Although the shadow of the Covid-19 pandemic remains, the next opportunity, like the spring, is here. 

 I’m deeply grateful and appreciative of my time at Looker! It was truly a one-of-a-kind and inspiring time - the people, the product and the place. 

Now comes a new type of challenge as I take on the role of COO at the Information Accountability Foundation. What a treat to be able to work alongside Marty Abrams!

Digital Stewardship Strategies may now take clients on a limited basis. 

The New Chief Privacy and Data Ethics Officer of Looker Data Sciences

Sometimes you seek the good and sometimes the good finds you. A quick high-impact GDPR consulting project brought me in early 2018 to values-driven Looker Data Sciences. I could not have found a better place with smarter and thoughtful leadership, who truly lives the values. In beautiful Santa Cruz! Fun, challenging and exciting times lay ahead as I take on the role of Chief Privacy and Data Ethics Officer at Looker Data Sciences. 

Digital Stewardship Strategies will be on hiatus indefinitely.  

The Evolution of Digital Stewardship and Digital Transformation

**Republished from an IAF Blog dated March 2018, in anticipation of the GDPR compliance date**.

As the race to EU GDPR enforcement date in May heads into overdrive, should companies start looking around the corner to what's next? 

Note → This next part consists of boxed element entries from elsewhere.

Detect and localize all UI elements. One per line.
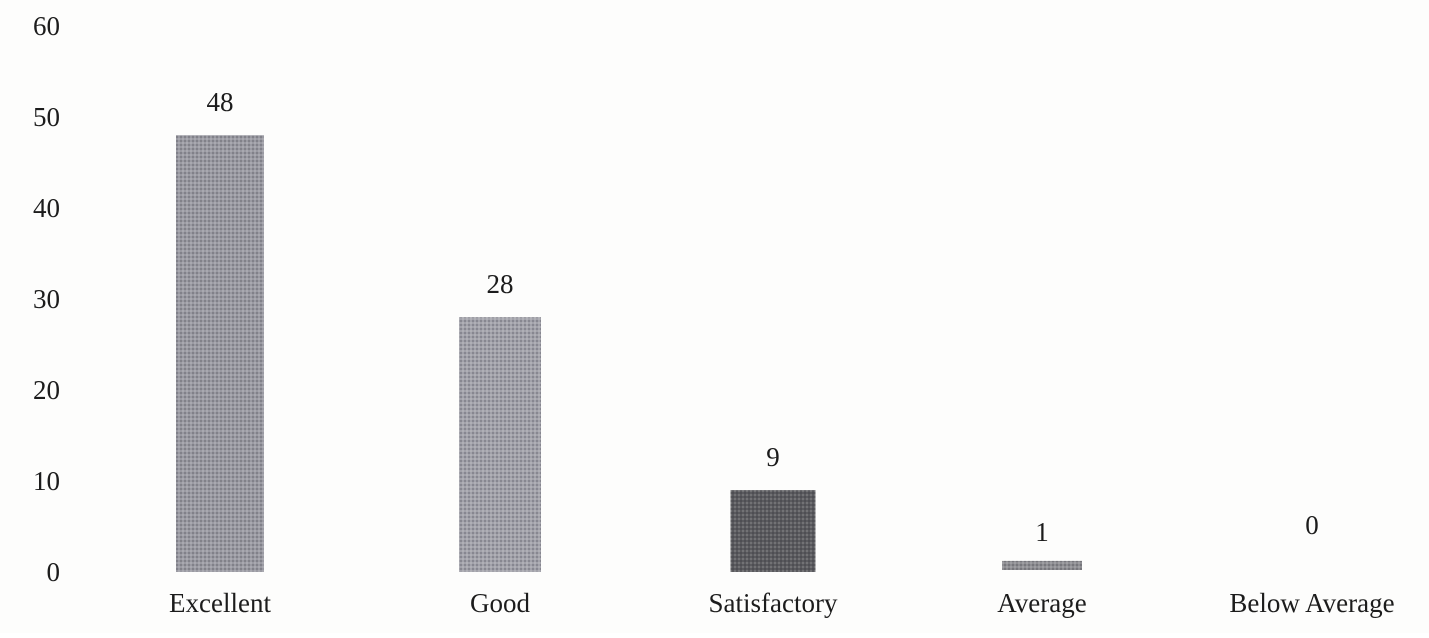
data-label: 9	[766, 442, 780, 472]
y-tick-label: 60	[33, 11, 60, 41]
x-tick-label: Average	[997, 588, 1086, 618]
x-tick-label: Satisfactory	[709, 588, 838, 618]
y-tick-label: 30	[33, 284, 60, 314]
bar-texture	[176, 135, 264, 572]
data-label: 0	[1305, 510, 1319, 540]
data-label: 1	[1035, 517, 1049, 547]
y-tick-label: 50	[33, 102, 60, 132]
x-tick-label: Excellent	[169, 588, 271, 618]
bar-texture	[730, 490, 816, 572]
x-tick-label: Below Average	[1229, 588, 1394, 618]
data-label: 48	[207, 87, 234, 117]
bars-group	[176, 135, 1082, 572]
bar-texture	[1002, 560, 1082, 570]
data-label: 28	[487, 269, 514, 299]
y-tick-label: 10	[33, 466, 60, 496]
bar-texture	[459, 317, 541, 572]
x-tick-label: Good	[470, 588, 530, 618]
data-labels-group: 48 28 9 1 0	[207, 87, 1319, 547]
y-tick-label: 20	[33, 375, 60, 405]
y-tick-label: 40	[33, 193, 60, 223]
y-axis: 0 10 20 30 40 50 60	[33, 11, 60, 587]
y-tick-label: 0	[47, 557, 61, 587]
x-axis: Excellent Good Satisfactory Average Below Av…	[169, 588, 1395, 618]
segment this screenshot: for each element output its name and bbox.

GDPR implementation has required deep focus on technical and procedural legal compliance.  Yet recent pronouncements from the EU Data Protection Supervisory Ethics Advisory Group and the UK ICO are reminders that ethical considerations are part of data protection programs:

On December 7, 2017, UK ICO Liz Denham said: “The GDPR does not specifically reference data ethics, but it is clear that its considerable focus on new technologies – particularly profiling and automated decision making – reflects the concerns of legislators about the personal and societal effect of powerful data-processing technology. It’s hard to separate data protection by design from data ethics by design…Companies must ask themselves questions that identify the risks they are creating for others and mitigate those risks. There is every reason to include ethical considerations as part of that process. The most innovative companies will go further and use these tools as a springboard to think of ways they can integrate their data protection and ethical assessments.  That just makes common sense.”  https://ico.org.uk/about-the-ico/news-and-events/news-and-blogs/2017/12/techuk-data-ethics-summit/ 

On January 25, 2018, the EDPS Ethics Advisory Group wrote:  “…’data rich’ public and private organizations will have greater ethical responsibilities towards citizens and customers.”

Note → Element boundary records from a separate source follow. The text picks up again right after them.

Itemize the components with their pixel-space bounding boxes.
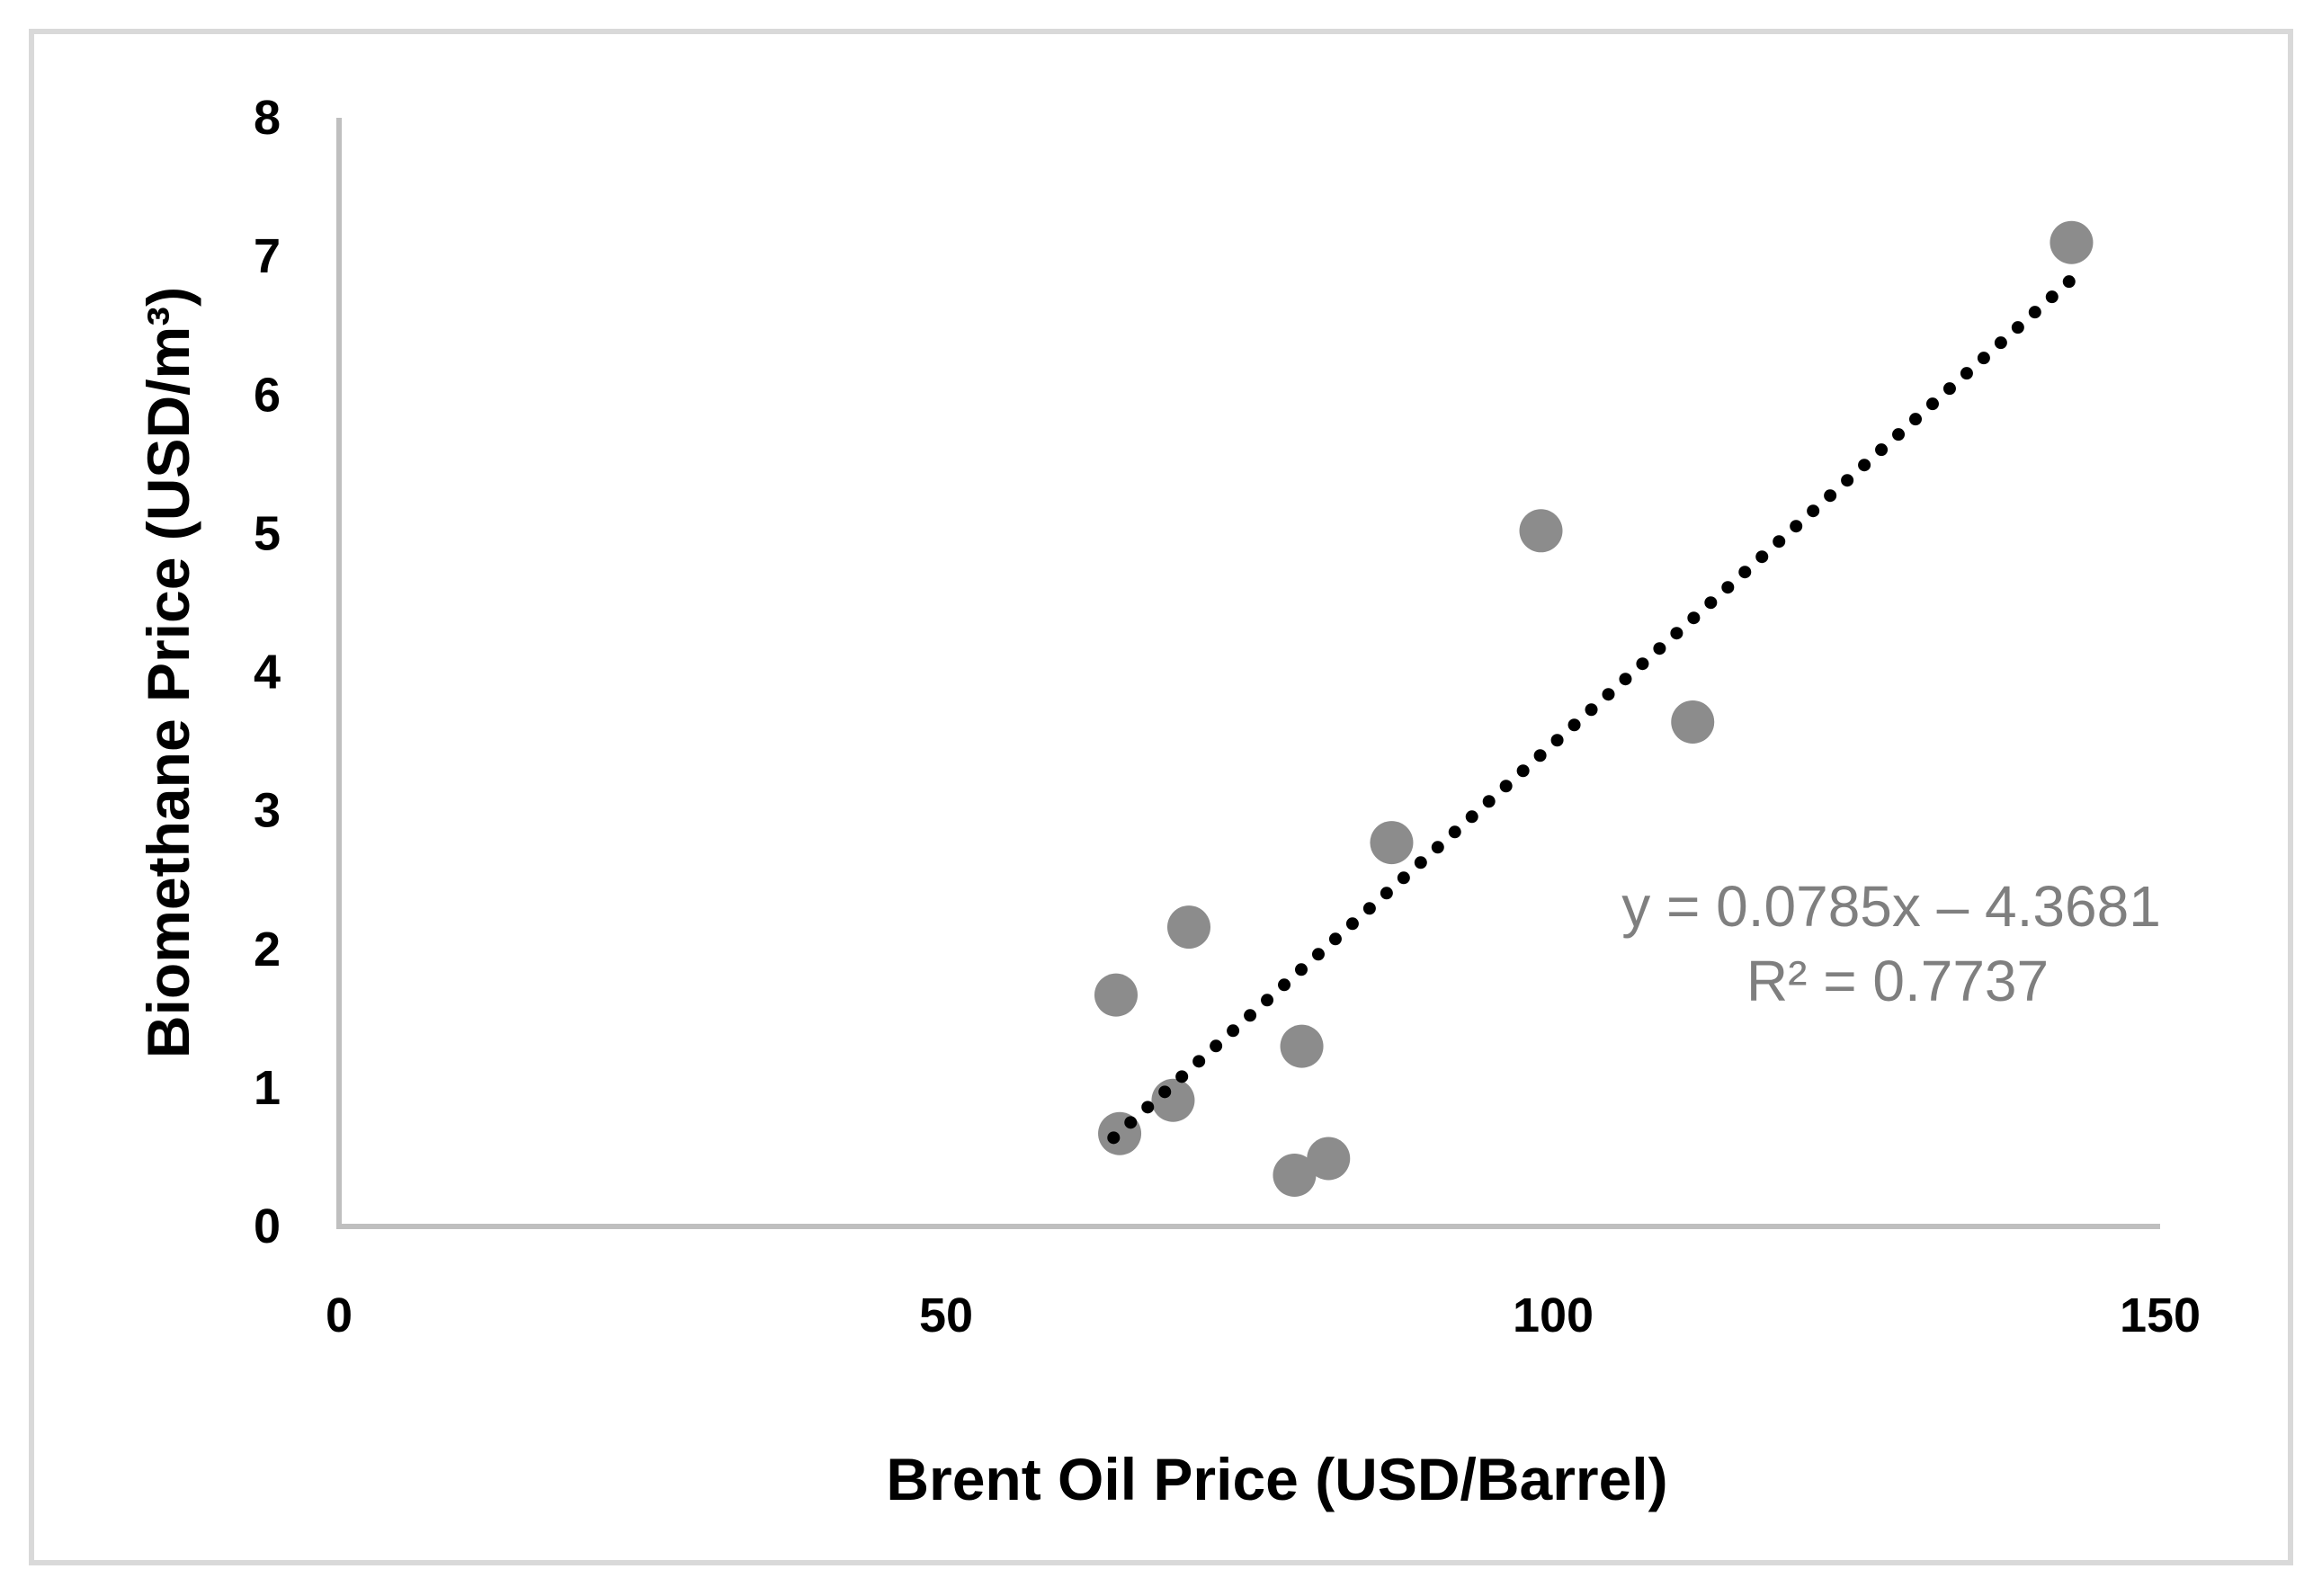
trendline-dot <box>1516 764 1530 778</box>
trendline-dot <box>1380 887 1393 900</box>
y-tick-label: 0 <box>254 1199 281 1253</box>
trendline-dot <box>1278 978 1291 992</box>
trendline-equation: y = 0.0785x – 4.3681 <box>1621 874 2161 939</box>
trendline-dot <box>1841 474 1854 487</box>
trendline-dot <box>1465 810 1478 824</box>
trendline-dot <box>1244 1009 1257 1022</box>
trendline-dot <box>1977 352 1990 365</box>
trendline-dot <box>1942 382 1956 396</box>
trendline-dot <box>1311 948 1325 961</box>
x-tick-label: 0 <box>326 1288 353 1342</box>
trendline-dot <box>1431 841 1444 854</box>
trendline-dot <box>1824 489 1837 503</box>
trendline-dot <box>1908 413 1922 426</box>
y-tick-label: 4 <box>254 646 281 700</box>
trendline-dot <box>1670 627 1683 640</box>
data-point <box>1370 821 1414 865</box>
data-point <box>1167 905 1210 950</box>
trendline-dot <box>1362 902 1376 915</box>
plot-area: 0 1 2 3 4 5 6 7 8 0 50 100 150 <box>254 91 2201 1342</box>
trendline-dot <box>1567 718 1581 732</box>
trendline-dot <box>1960 367 1973 380</box>
trendline-dot <box>1602 688 1615 701</box>
trendline-dot <box>1261 994 1274 1007</box>
trendline-dot <box>1925 397 1939 411</box>
trendline-dot <box>1807 504 1820 518</box>
trendline-dot <box>1158 1085 1172 1099</box>
y-tick-label: 5 <box>254 506 281 560</box>
trendline-dot <box>1414 856 1427 869</box>
y-tick-label: 8 <box>254 91 281 145</box>
trendline-dot <box>1619 673 1632 686</box>
y-tick-label: 2 <box>254 923 281 976</box>
data-point <box>1307 1137 1351 1181</box>
trendline-dot <box>1294 963 1308 976</box>
y-tick-label: 1 <box>254 1061 281 1115</box>
x-tick-label: 50 <box>919 1288 973 1342</box>
trendline-dot <box>2062 275 2076 289</box>
trendline-dot <box>1790 520 1803 533</box>
trendline-dot <box>1499 780 1513 793</box>
data-point <box>1519 509 1563 553</box>
trendline-dot <box>1704 596 1718 610</box>
trendline-dot <box>1141 1101 1155 1114</box>
y-tick-label: 3 <box>254 784 281 838</box>
trendline-dot <box>1210 1039 1223 1053</box>
trendline-dot <box>1636 657 1649 671</box>
data-point <box>1151 1078 1195 1122</box>
trendline-dot <box>1192 1055 1206 1068</box>
trendline-dot <box>1892 428 1906 441</box>
data-point <box>1671 700 1715 744</box>
x-axis-title: Brent Oil Price (USD/Barrel) <box>886 1446 1667 1512</box>
trendline-dot <box>1653 642 1666 655</box>
trendline-dot <box>1773 535 1786 548</box>
trendline-dot <box>2045 290 2059 304</box>
trendline-dot <box>1448 825 1461 839</box>
x-tick-label: 150 <box>2120 1288 2201 1342</box>
trendline-dot <box>1994 336 2007 350</box>
trendline-dot <box>1550 734 1564 747</box>
trendline-dot <box>1397 871 1410 885</box>
trendline-dot <box>2028 306 2041 319</box>
trendline-dot <box>1345 917 1359 931</box>
data-point <box>1273 1153 1317 1197</box>
trendline-dot <box>1738 566 1752 579</box>
trendline-dot <box>1721 581 1735 594</box>
trendline-dot <box>1858 459 1871 472</box>
figure-border <box>29 29 2293 1565</box>
data-point <box>2050 220 2094 264</box>
trendline-dot <box>1585 703 1598 717</box>
trendline-dot <box>1755 550 1769 564</box>
data-point <box>1280 1024 1324 1068</box>
trendline-dot <box>1533 749 1547 762</box>
y-tick-label: 7 <box>254 229 281 283</box>
data-point <box>1094 973 1138 1017</box>
trendline-dot <box>1687 611 1701 625</box>
trendline-dot <box>1482 795 1496 808</box>
y-tick-label: 6 <box>254 368 281 422</box>
y-axis-title: Biomethane Price (USD/m³) <box>135 287 201 1058</box>
trendline-dot <box>1124 1116 1138 1129</box>
trendline-dot <box>2011 321 2024 334</box>
trendline-dot <box>1875 443 1889 457</box>
trendline-dot <box>1227 1024 1240 1038</box>
trendline-dot <box>1328 932 1342 946</box>
trendline-dot <box>1107 1131 1121 1145</box>
r-squared-label: R² = 0.7737 <box>1746 949 2049 1013</box>
trendline-dot <box>1175 1070 1189 1083</box>
x-tick-label: 100 <box>1513 1288 1594 1342</box>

Ethics-based, stakeholder-focused data stewardship requires enhanced transparency and accountability, enabled by the specific application of ethical considerations.  Look for more soon on a project I'll be leading with the IAF, bringing my extensive years of experience as a CPO and business process expertise.  The objective is to provide a framework and tools that help companies transform from pure compliance to accountability, ethics and stakeholder-focused data stewardship. The GDPR will push organizations to towards more robust, demonstrable and accountable data governance.

Announcing Digital Stewardship Strategies

September 2017 starts a new chapter as I launch Digital Stewardship Strategies, LLC, a boutique consultancy focused on providing strategies and operational guidance to organizations that wish to establish or expand privacy and data use programs aligned with data stewardship and data ethics. Cross-organizational programs centered on data stewardship enhance customer trust and support business opportunities and growth.

This new adventure begins in tandem with formal acknowledgement of a long career in privacy - 18 years and counting! I've been accepted as an inaugural IAPP Fellow of Information Privacy (FIP). The official list can be found in the IAPP public online directory* of esteemed FIPs. I am honored to have received this recognition - thank you IAPP!